Editor’s note: Did we screw up the math? Of course not, this isn’t amateur hour! However, we did use the wrong estimate for ticket sales to compute our odds. We used a number north of 1.4 billion, when the true number, 1.49 billion, counted all of the previous drawings which hadn’t yet declared a winner. The actual number wa sin the mid 600 millions. See our nifty Mega Millions Odds Calculator to find the real value – around 59 cents per ticket we purchased. Better? Sure. Still stupid.
Happy Thursday, readers! I’m delighted to share with you this short story about my entry into the recent Mega Millions drawing. Alas, I didn’t win anything, but I’ll share this little anecdote with you nonetheless. Skip to the end if you are easily bored by math!
Let’s set the stage: Mrs. DQYDJ had come home from the market on the day of the drawing in a bad mood. That mood worsened when she dropped a glass bottle of apple juice onto our garage floor. Dissuading her from crying over spilled juice, I recommended that she take sixty dollars down to a local convenience store and enter us into the heavily hyped Mega Millions drawing. Not being a gambling couple, she was initially surprised, but when I explained that the expected value of a ticket wasn’t that horrible, she acquiesced. We ended up with 15 manual entries into the Mega Millions drawing, and another 45 quick picks.
What a Waste of $60!
…but was it really? I mean, did the lead editor of DQYDJ really pay $60 to prevent $3.50 in apple juice from becoming a big thing? Well, I did, but since we’ve been rambing to your guys about the lottery and gambling in the last few weeks, let’s discuss the expected value of my ticket.

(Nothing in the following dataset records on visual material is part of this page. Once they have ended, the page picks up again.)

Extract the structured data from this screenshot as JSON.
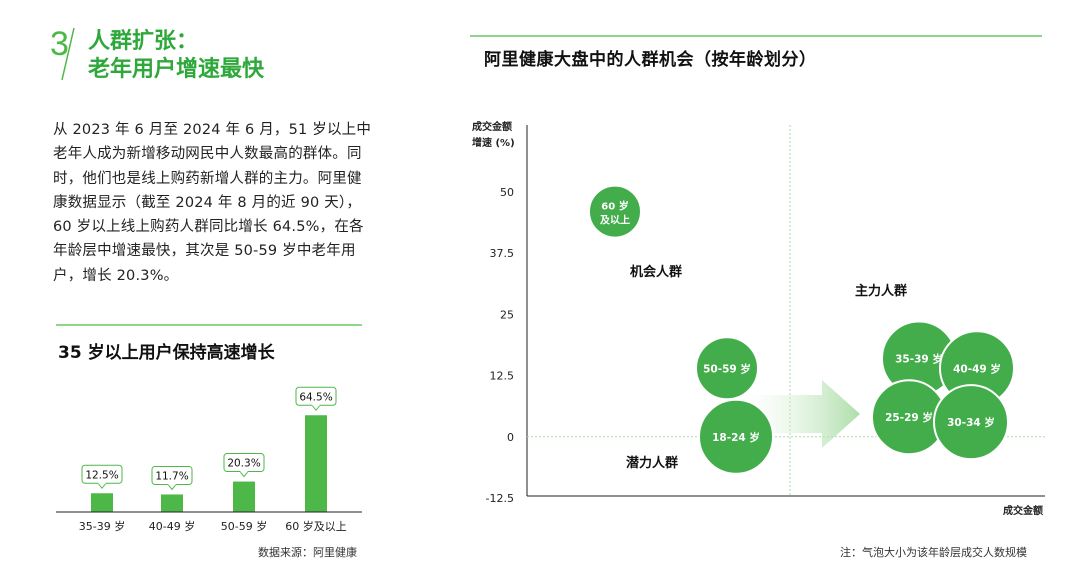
{
  "section": {
    "number": "3",
    "title_line1": "人群扩张：",
    "title_line2": "老年用户增速最快"
  },
  "intro_text": "从 2023 年 6 月至 2024 年 6 月，51 岁以上中老年人成为新增移动网民中人数最高的群体。同时，他们也是线上购药新增人群的主力。阿里健康数据显示（截至 2024 年 8 月的近 90 天），60 岁以上线上购药人群同比增长 64.5%，在各年龄层中增速最快，其次是 50-59 岁中老年用户，增长 20.3%。",
  "left_chart_title": "35 岁以上用户保持高速增长",
  "source": "数据来源：阿里健康",
  "right_chart_title": "阿里健康大盘中的人群机会（按年龄划分）",
  "note": "注：气泡大小为该年龄层成交人数规模",
  "colors": {
    "accent": "#4db848",
    "accent_dark": "#2ea83a",
    "bubble": "#43ad4b",
    "guide": "#a9dca4"
  },
  "chart_data": [
    {
      "type": "bar",
      "title": "35 岁以上用户保持高速增长",
      "categories": [
        "35-39 岁",
        "40-49 岁",
        "50-59 岁",
        "60 岁及以上"
      ],
      "values": [
        12.5,
        11.7,
        20.3,
        64.5
      ],
      "value_labels": [
        "12.5%",
        "11.7%",
        "20.3%",
        "64.5%"
      ],
      "unit": "%",
      "ylim": [
        0,
        70
      ],
      "grid": false
    },
    {
      "type": "scatter",
      "title": "阿里健康大盘中的人群机会（按年龄划分）",
      "ylabel_line1": "成交金额",
      "ylabel_line2": "增速 (%)",
      "xlabel": "成交金额",
      "yticks": [
        50,
        37.5,
        25,
        12.5,
        0,
        -12.5
      ],
      "ylim": [
        -12.5,
        50
      ],
      "grid": false,
      "quadrant_labels": {
        "top_left": "机会人群",
        "top_right": "主力人群",
        "bottom_left": "潜力人群"
      },
      "bubbles": [
        {
          "label_line1": "60 岁",
          "label_line2": "及以上",
          "y": 46
        },
        {
          "label_line1": "50-59 岁",
          "label_line2": "",
          "y": 14
        },
        {
          "label_line1": "18-24 岁",
          "label_line2": "",
          "y": 0
        },
        {
          "label_line1": "35-39 岁",
          "label_line2": "",
          "y": 16
        },
        {
          "label_line1": "40-49 岁",
          "label_line2": "",
          "y": 14
        },
        {
          "label_line1": "25-29 岁",
          "label_line2": "",
          "y": 4
        },
        {
          "label_line1": "30-34 岁",
          "label_line2": "",
          "y": 3
        }
      ]
    }
  ]
}
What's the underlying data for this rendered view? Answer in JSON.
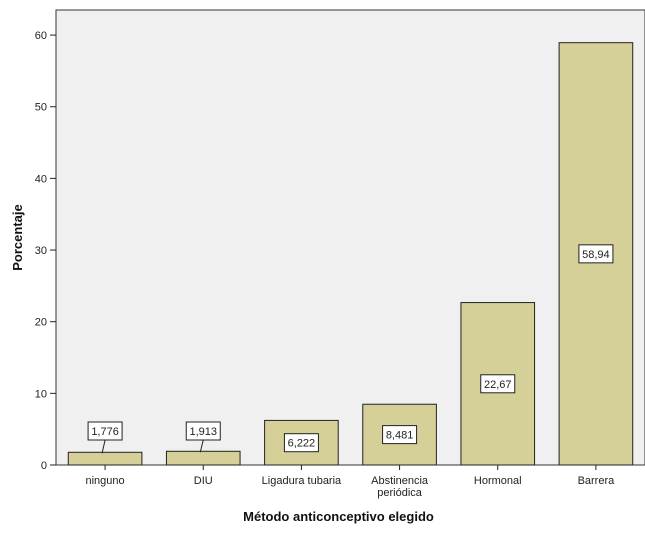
{
  "chart_data": {
    "type": "bar",
    "categories": [
      [
        "ninguno"
      ],
      [
        "DIU"
      ],
      [
        "Ligadura tubaria"
      ],
      [
        "Abstinencia",
        "periódica"
      ],
      [
        "Hormonal"
      ],
      [
        "Barrera"
      ]
    ],
    "values": [
      1.776,
      1.913,
      6.222,
      8.481,
      22.67,
      58.94
    ],
    "data_labels": [
      "1,776",
      "1,913",
      "6,222",
      "8,481",
      "22,67",
      "58,94"
    ],
    "xlabel": "Método anticonceptivo elegido",
    "ylabel": "Porcentaje",
    "ylim": [
      0,
      63.5
    ],
    "yticks": [
      0,
      10,
      20,
      30,
      40,
      50,
      60
    ],
    "bar_color": "#d5cf98",
    "plot_background": "#f0f0f0",
    "grid": false
  }
}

A brief note, California pays Mega Millions prizes on a pari-mutuel basis, so their prizes depend on ticket sales. The main result of this? Slightly different expected values. Since 9 out of 10 Americans don’t live in California (and 100% of non-Americans), I will calculate the odds based on the official published values of the drawing.
Naively, you might say that I had a positive expected value. In the Mega Millions, there are 5 mutually exclusive regular numbers from 1 to 56 and a ‘MEGA’ number from 1 to 46. The odds of a correct choice works out to 1 in 175,711,536 times my 60 tickets to win $462,000,000… or $2.63 cents in expected value per $1 ticket. Even factoring in tax, which I’m going to estimate at 45% for most of the country after a big win, and each ticket would still have an expected value of $1.44 based on the main prize alone.
Of course, that isn’t the case. First, a positive – there are a number of fixed prized (for non-Californians, but the prizes were similar in CA) from $250,000 down to two. To find the expected value, divide the prize by the odds (1 in x). I get 18.189 cents per ticket in added EV, which becomes 10 cents after I apply the 45% tax rate (you might argue that the smaller prizes might not cause someone to pay the higher tax – maybe so. Feel free to respin it, but the numbers will be close.)
So, With an EV of $1.54, Did You Buy $92.40 With Your $60?
Not quite, pals, but thanks for assuming my buy was completely rational! From all I can tell, Mrs. DQYDJ and I weren’t the only people to buy tickets for the March 30 drawing. In fact, $1.46 billion of tickets were estimated (can’t find any newer numbers). One site dedicated to calculating the odds of lottery winnings suggests using a poisson distribution and assuming a random distribution of tickets – which is close enough for our purposes (for a discussion of why this won’t work with manual picks, see this article explaining the effect of manual lottery picks). This makes our input to the poisson, our mean value = 1.46B/175,711,536, or 8.309073116292148. (For the more wonkish out there, as the mean value to poisson rises it begins to approach a binomial distribution).
Working out the Poisson for 0 through 16, we find that the expected value of the jackpot is just $64,709,583.27, a far cry from $462,000,000 (the most common outcome, at 13.9% would have been an 8 way tie. In real life, it looks like there were 3 winners, which had odds of 2.35%. By the way, there was a .246% chance of no winners!).
OK, Fess Up. How Much Money Did You Waste?
$64,709,583.27 after that 45% tax? $35,590,270.80. Your actual EV based upon the grand prize was 20.255 cents. Add back that 10 cents for the smaller prizes, and every dollar you spent on the lottery bought you just 30.255 cents in expected value.
Our little adventure in lottery ticket buying cost us $60 x (1-.30255) = $41.85.
So yeah, $41.85 over a little spilled juice. Whoops…
Are my assumptions fair? Did you buy any tickets for the Mega Millions? Have you ever obsessively calculated the expected value of a ticket like I just did?